Guillermo del Toro’s long-promised version of Frankenstein is not so much an adaptation of Mary Shelley’s gothic horror novel, but a return to what the story has always been about: creation, bodily autonomy, and the consequences of stripping someone of their agency in the name of achieving one’s own goals.
What makes for such an interesting turn in del Toro’s version is that the woman’s liberation, rather than being ancillary to her tragedy, becomes the emotional and moral fulcrum of the story.
Women lacked rights. Women lacked a voice in government. Women mostly were seen as a continuation of a man. At 18, Mary Shelley wrote Frankenstein, and as a storyteller del Toro not only remembers that but restores it.
“My creator, I demand a single grace from you. If you are not to award me love, then I will indulge in rage!!”
The Birth of a Creature vs. the Control of a Woman’s Body
While the central point of the Frankenstein story remains the creation of living flesh against its will in the name of genius, ambition or sin, del Toro notes that the Creature is far from the only body Victor attempts to master. The women in the film as a whole are denied agency, voice and bodily autonomy.
In contrast to other film versions, del Toro returns to the horror in Shelley’s original material towards the end.
- Elizabeth is not just a fiancée.
- Justine is more than a servant.
- Caroline Frankenstein is not just a mother.
Each is an example about how society, and Victor himself, sees women as property instead of people. The tragedy of the monster mirrors the tragedy of these women: they are created, molded and silenced by men.
“My maker told his tale. And I will tell you mine.”

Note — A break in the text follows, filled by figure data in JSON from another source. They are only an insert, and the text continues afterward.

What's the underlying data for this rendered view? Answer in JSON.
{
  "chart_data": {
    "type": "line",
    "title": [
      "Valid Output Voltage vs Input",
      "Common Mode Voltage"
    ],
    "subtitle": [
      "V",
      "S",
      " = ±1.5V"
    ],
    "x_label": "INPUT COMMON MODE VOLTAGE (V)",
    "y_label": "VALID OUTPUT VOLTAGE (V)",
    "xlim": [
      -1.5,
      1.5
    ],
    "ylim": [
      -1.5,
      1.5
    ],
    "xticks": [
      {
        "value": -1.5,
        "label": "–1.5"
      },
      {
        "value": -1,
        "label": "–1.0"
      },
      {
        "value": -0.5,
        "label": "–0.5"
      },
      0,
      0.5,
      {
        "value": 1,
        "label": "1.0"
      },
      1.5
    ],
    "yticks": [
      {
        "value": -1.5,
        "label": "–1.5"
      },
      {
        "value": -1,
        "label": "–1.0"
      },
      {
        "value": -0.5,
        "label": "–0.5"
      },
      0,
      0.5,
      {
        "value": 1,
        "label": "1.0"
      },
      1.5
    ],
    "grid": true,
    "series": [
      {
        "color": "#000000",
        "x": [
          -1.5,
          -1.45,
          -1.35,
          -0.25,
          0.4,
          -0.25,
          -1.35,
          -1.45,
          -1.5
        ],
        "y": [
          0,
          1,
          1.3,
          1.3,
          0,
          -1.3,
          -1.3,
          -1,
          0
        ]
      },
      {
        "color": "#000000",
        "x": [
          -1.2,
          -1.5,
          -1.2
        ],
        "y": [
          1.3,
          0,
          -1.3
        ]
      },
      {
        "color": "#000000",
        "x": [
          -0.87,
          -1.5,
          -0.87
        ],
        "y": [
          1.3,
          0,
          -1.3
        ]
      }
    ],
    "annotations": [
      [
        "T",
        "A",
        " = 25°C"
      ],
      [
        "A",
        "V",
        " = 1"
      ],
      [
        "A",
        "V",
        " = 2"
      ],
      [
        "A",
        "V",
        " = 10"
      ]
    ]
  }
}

Elizabeth Lavenza: A Woman Promised, Claimed, and Silenced
Elizabeth is made into a love interest in most adaptations, although Mary Shelley describes her as a woman who was always spoken for. She is:
- given to Victor when he was young,
- raised to be his companion, and
- expected to marry him against her will.
Del Toro has said he wishes to further explore the imbalance of power and “ownership” in his stories of relationships. In Elizabeth’s case, del Toro uses silence, negative space, and tight framing to dramatize her literal loss of agency — not to cast her as passive under the viewer’s gaze from above.
Her tragedy is not that she died. It is that no one ever asked her what she wanted.
“Believe me, Frankenstein, I was benevolent; my soul glowed with love and humanity, but am I not alone, miserably alone?”
The Creature and Elizabeth: Parallel in Powerlessness
The Creature does not get a choice, as he did not ask to exist.
Elizabeth is loved because she was never asked to choose.
So they serve as foils to each other, but also equals in their disempowerment, and del Toro ultimately concludes that the horror of Frankenstein is not that the monster exists, but that he is denied his true self. Both the creature and the bride figure are constructed identities formed from Victor’s fantasy.
This is what makes del Toro’s Frankenstein worth seeing in 2025: it reinterprets the novel not just as a tale of scientific arrogance but also of patriarchal arrogance.
“There was silence again. And then… merciless life.”
Why This Story Matters Now
We are living during a historic moment, during which we are debating about the nature and extent of bodily autonomy with renewed strength. In this context, Del Toro’s Frankenstein aligns with cultural echo not coincidence.
- Who is in control of creation?
- Who gets to decide what a life is worth?
- Who speaks for and who hears?
Shelley’s warnings are no longer metaphorical, and the fantasy is not updated; del Toro is uncovering the roots of the text that, by way of crossing the Atlantic, become grimier.
“Victor, you only listen when I hurt you!”
Conclusion: Restoring the Ghost in the Story
Shelley began writing Frankenstein amid grief and anxiety, and the idea that women were of no importance and lived on the margins was something she could never accept. It was about the violence of being spoken for. Guillermo del Toro’s adaptation understands this: that at the heart of the novel is the nightmare of a world in which bodies can be built, taken, or claimed, and in which women are meant to remain silent.
Del Toro does not so much “re-write” Frankenstein as he does return it to the woman who wrote it — and the woman it has always been about.
“You may be my creator, but from this day forward, I will be your master.”